THE level of violence in prisons is growing at “an alarming rate”, the Prison Officers’ Association (POA) has claimed.
POA president Stephen Delaney said hardly a week goes by without “stabbings, assaults or worse” taking place.
Details of two separate incidents in Dublin’s Wheatfield Prison last weekend and another attack in Mountjoy in the last fortnight were highlighted at the POA annual conference.
In the first incident, an inmate who had been put back into the general prison population after being on 23-hour lock-up assaulted two prison officers who were trying to put him back into his cell.
He smashed one against the door and punched another in the face, breaking his nose.
The inmate is thought to have been the subject of 150 reports of violence on officers and other prisoners.
Jim Mitchell, deputy general secretary of the POA, said: “This prisoner had a history of violence. He beats officers just for the sake of it. He has used weapons and his fists and feet.”
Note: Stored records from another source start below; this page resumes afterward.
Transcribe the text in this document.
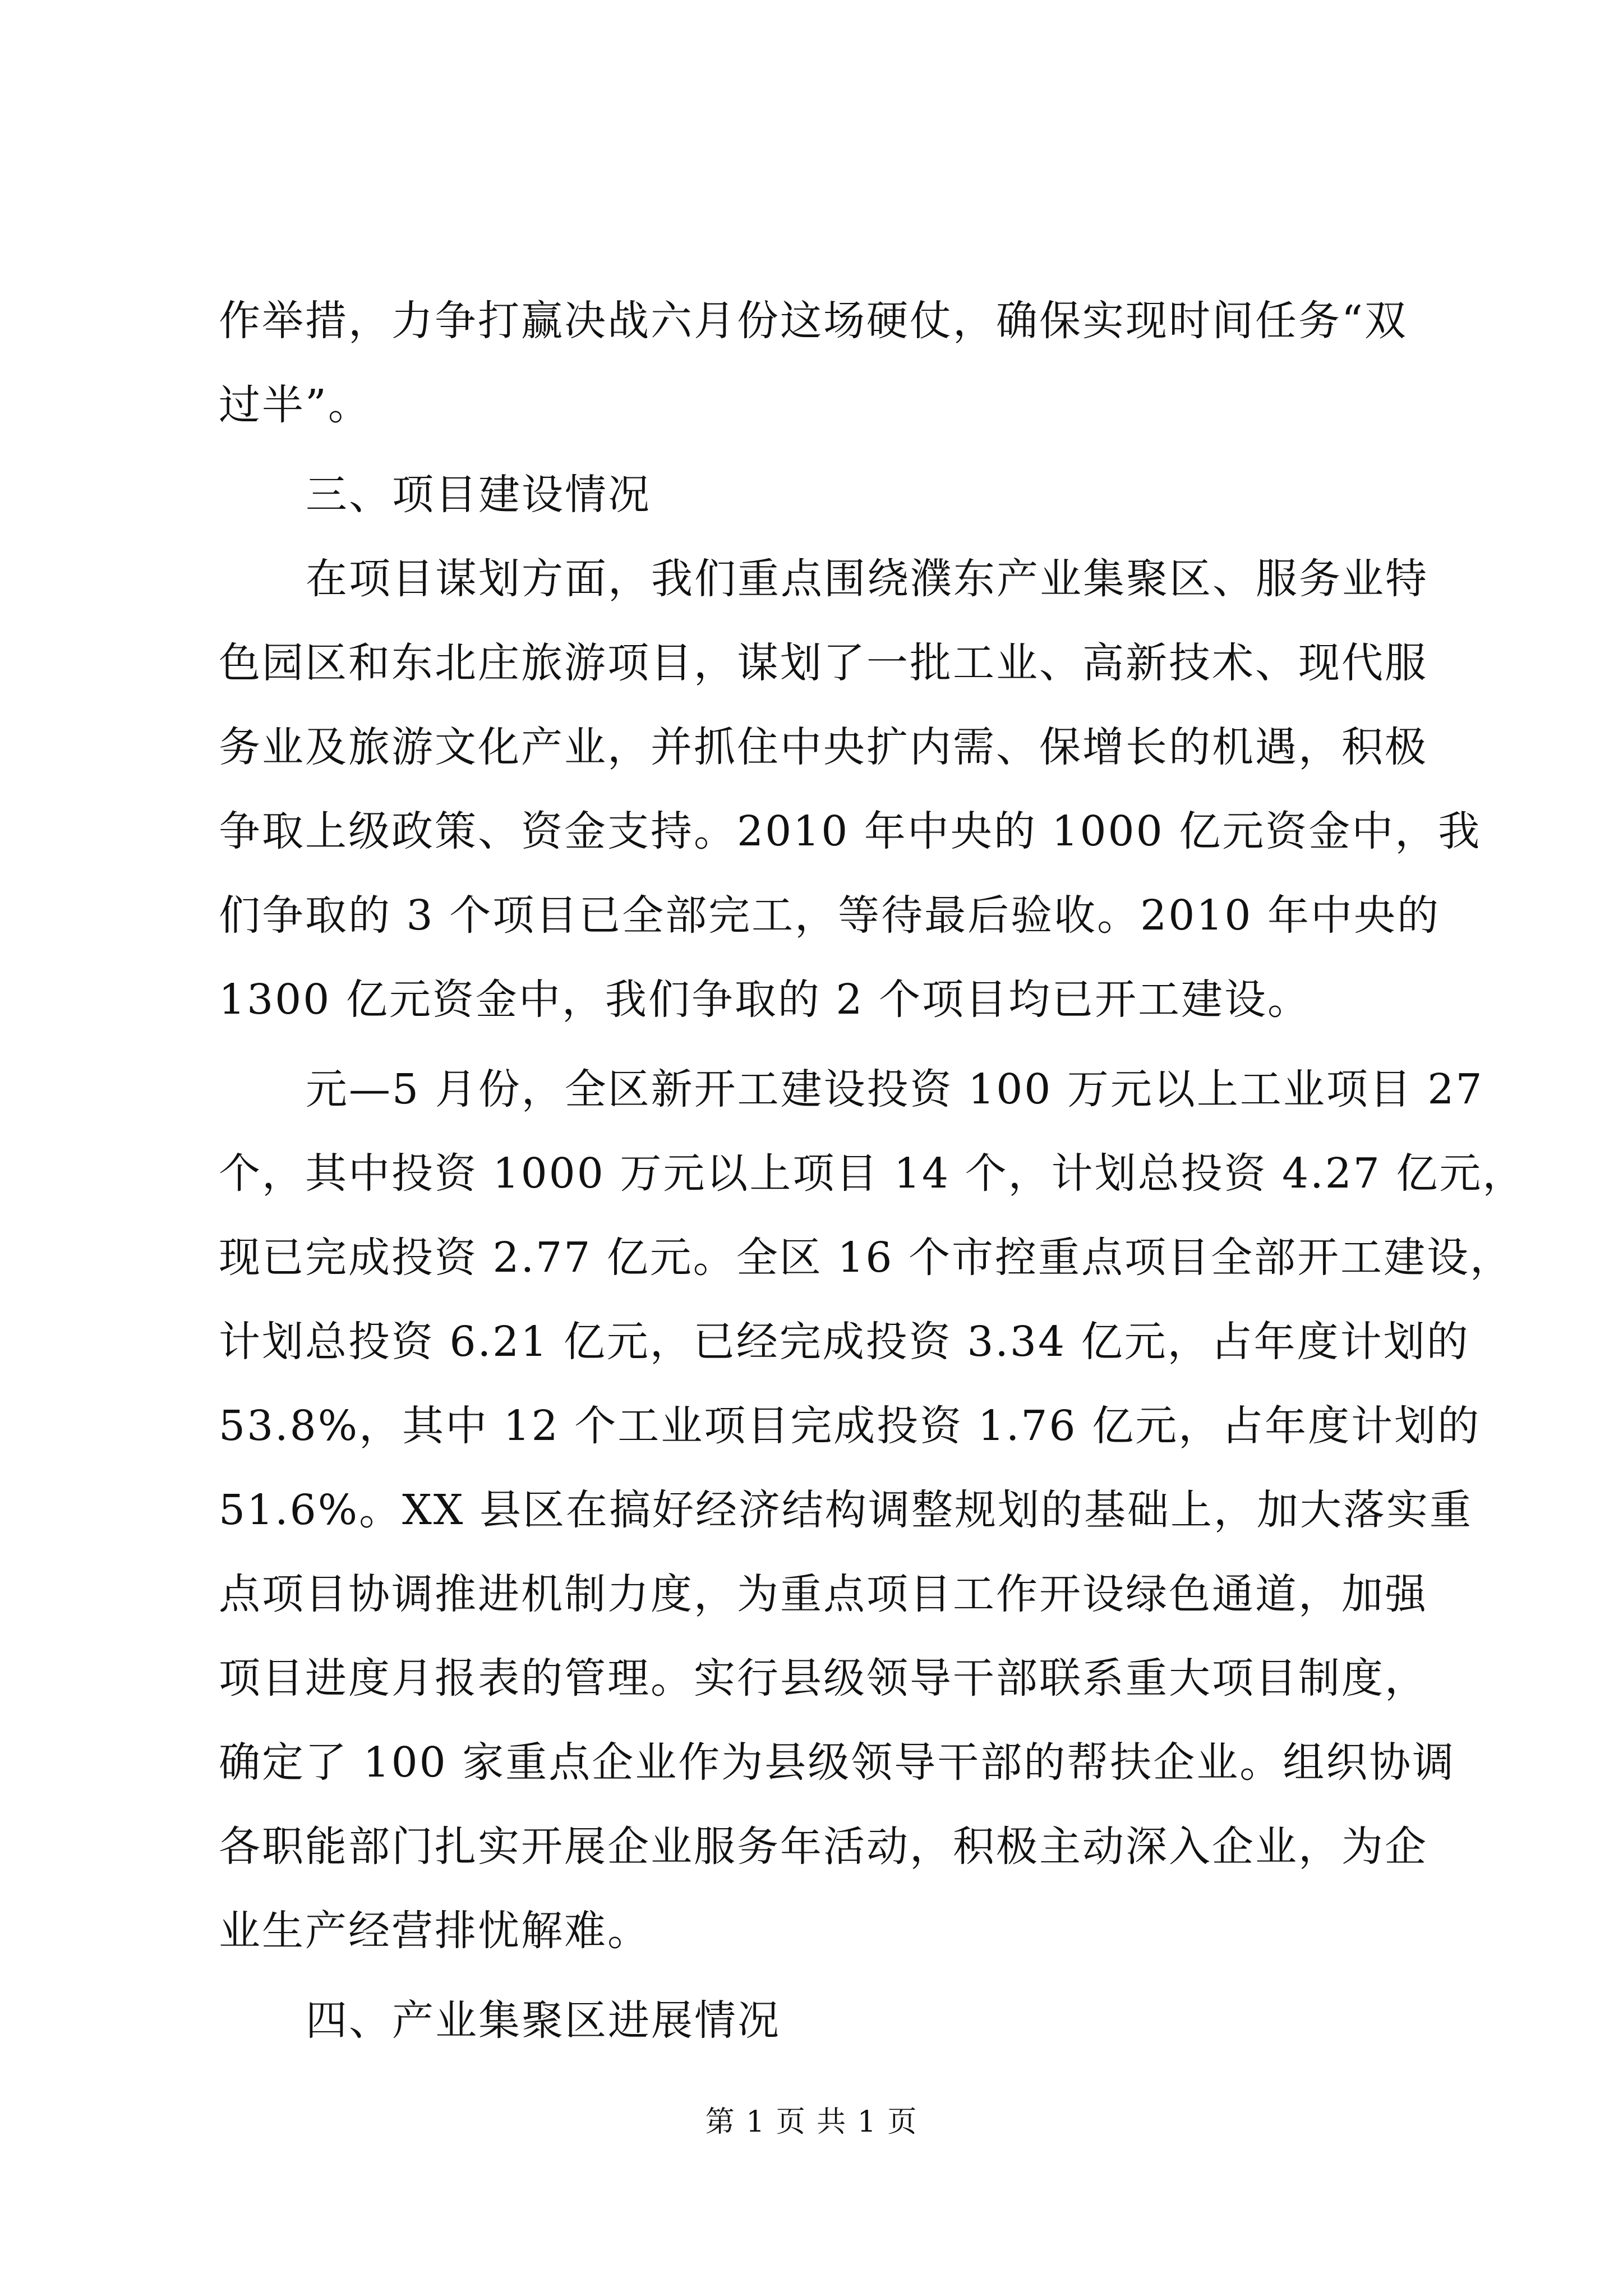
作举措，力争打赢决战六月份这场硬仗，确保实现时间任务“双
过半”。
三、项目建设情况
在项目谋划方面，我们重点围绕濮东产业集聚区、服务业特
色园区和东北庄旅游项目，谋划了一批工业、高新技术、现代服
务业及旅游文化产业，并抓住中央扩内需、保增长的机遇，积极
争取上级政策、资金支持。2010 年中央的 1000 亿元资金中，我
们争取的 3 个项目已全部完工，等待最后验收。2010 年中央的
1300 亿元资金中，我们争取的 2 个项目均已开工建设。
元—5 月份，全区新开工建设投资 100 万元以上工业项目 27
个，其中投资 1000 万元以上项目 14 个，计划总投资 4.27 亿元，
现已完成投资 2.77 亿元。全区 16 个市控重点项目全部开工建设，
计划总投资 6.21 亿元，已经完成投资 3.34 亿元，占年度计划的
53.8%，其中 12 个工业项目完成投资 1.76 亿元，占年度计划的
51.6%。XX 县区在搞好经济结构调整规划的基础上，加大落实重
点项目协调推进机制力度，为重点项目工作开设绿色通道，加强
项目进度月报表的管理。实行县级领导干部联系重大项目制度，
确定了 100 家重点企业作为县级领导干部的帮扶企业。组织协调
各职能部门扎实开展企业服务年活动，积极主动深入企业，为企
业生产经营排忧解难。
四、产业集聚区进展情况
第 1 页 共 1 页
In a second incident in Wheatfield, an officer in his early 20s was beaten around the face and needed a steel plate inserted into his jaw.
Mr Mitchell said that within the last fortnight three officers were injured in Mountjoy when they were set up by 14 prisoners from two warring factions.
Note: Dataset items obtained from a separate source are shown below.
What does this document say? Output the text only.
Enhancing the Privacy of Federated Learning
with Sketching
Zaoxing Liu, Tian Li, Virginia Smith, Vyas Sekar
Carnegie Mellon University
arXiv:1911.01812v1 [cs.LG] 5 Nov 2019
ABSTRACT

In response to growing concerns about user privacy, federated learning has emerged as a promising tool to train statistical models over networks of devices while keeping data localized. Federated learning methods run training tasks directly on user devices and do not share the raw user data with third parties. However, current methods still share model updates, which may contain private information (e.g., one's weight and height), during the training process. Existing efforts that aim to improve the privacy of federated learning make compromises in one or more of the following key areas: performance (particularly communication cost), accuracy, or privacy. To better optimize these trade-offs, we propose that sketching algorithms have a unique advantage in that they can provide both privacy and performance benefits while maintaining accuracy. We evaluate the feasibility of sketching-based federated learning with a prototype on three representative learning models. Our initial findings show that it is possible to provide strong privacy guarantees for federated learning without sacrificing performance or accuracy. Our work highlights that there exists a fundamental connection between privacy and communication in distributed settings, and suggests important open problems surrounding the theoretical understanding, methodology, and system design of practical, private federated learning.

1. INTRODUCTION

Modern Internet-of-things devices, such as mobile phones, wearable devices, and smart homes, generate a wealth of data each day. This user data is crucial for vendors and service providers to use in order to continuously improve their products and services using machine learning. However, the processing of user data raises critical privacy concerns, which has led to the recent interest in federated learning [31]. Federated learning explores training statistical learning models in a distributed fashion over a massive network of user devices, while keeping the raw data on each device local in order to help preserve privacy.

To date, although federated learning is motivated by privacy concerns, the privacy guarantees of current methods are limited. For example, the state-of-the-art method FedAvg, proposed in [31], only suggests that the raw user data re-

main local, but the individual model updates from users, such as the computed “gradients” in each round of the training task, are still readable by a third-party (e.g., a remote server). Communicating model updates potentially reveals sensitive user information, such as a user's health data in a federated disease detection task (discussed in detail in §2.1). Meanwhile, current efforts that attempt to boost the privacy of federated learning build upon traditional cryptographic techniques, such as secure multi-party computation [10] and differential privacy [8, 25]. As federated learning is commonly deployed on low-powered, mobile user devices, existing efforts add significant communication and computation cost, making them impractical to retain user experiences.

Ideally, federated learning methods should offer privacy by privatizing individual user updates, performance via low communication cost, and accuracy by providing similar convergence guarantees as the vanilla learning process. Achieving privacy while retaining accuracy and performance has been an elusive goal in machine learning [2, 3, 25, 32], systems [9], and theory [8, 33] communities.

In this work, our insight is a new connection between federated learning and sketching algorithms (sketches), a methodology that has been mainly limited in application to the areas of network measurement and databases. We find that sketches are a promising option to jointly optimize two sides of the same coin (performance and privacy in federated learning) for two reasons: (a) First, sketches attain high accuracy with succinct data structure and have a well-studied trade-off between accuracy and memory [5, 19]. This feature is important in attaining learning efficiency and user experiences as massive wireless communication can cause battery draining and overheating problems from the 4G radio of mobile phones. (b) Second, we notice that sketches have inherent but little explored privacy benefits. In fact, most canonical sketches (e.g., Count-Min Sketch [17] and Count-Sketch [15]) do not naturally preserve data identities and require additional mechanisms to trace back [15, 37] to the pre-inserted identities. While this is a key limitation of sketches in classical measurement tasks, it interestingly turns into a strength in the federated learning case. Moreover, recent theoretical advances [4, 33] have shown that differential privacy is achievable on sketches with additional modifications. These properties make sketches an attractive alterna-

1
“The prisoners were in the basement area, as they were on protection for their own safety and couldn’t be placed in the general population,” he said.
“Two gangs had a go at each other and staff tried to intervene and they were turned upon. One had his nose broken, another had serious injuries to his shoulder; the third officer had cuts and bruising to his chest and face.”
He said prison officers had the most difficult workplace in the country.
“What we are looking for is there to be an incentivised regime for prisoners to reward them for good behaviour.”
He said violent inmates needed special treatment.
“There has to be another separate regime for violent prisoners where they come into as little contact as possible with officers.
“This includes 23-hour lock-up and restricting their access to everyone else, monitoring them from a distance for example when they are in the exercise yard rather than physically being there.
“We don’t want them to have free and easy access to the general population until they behave themselves.”
Mr Delaney said he was concerned that the levels of violence “will increase in intensity with serious outcomes”.
“The social and cultural profile of those in custody is widely accepted. Many prisoners are young, poorly educated, coming from a subculture in which crime and violence are deeply rooted. And in recent years it’s not just the violence, but the emergence of prison gangs, whose primary method of control is violence, threats and outright bullying.”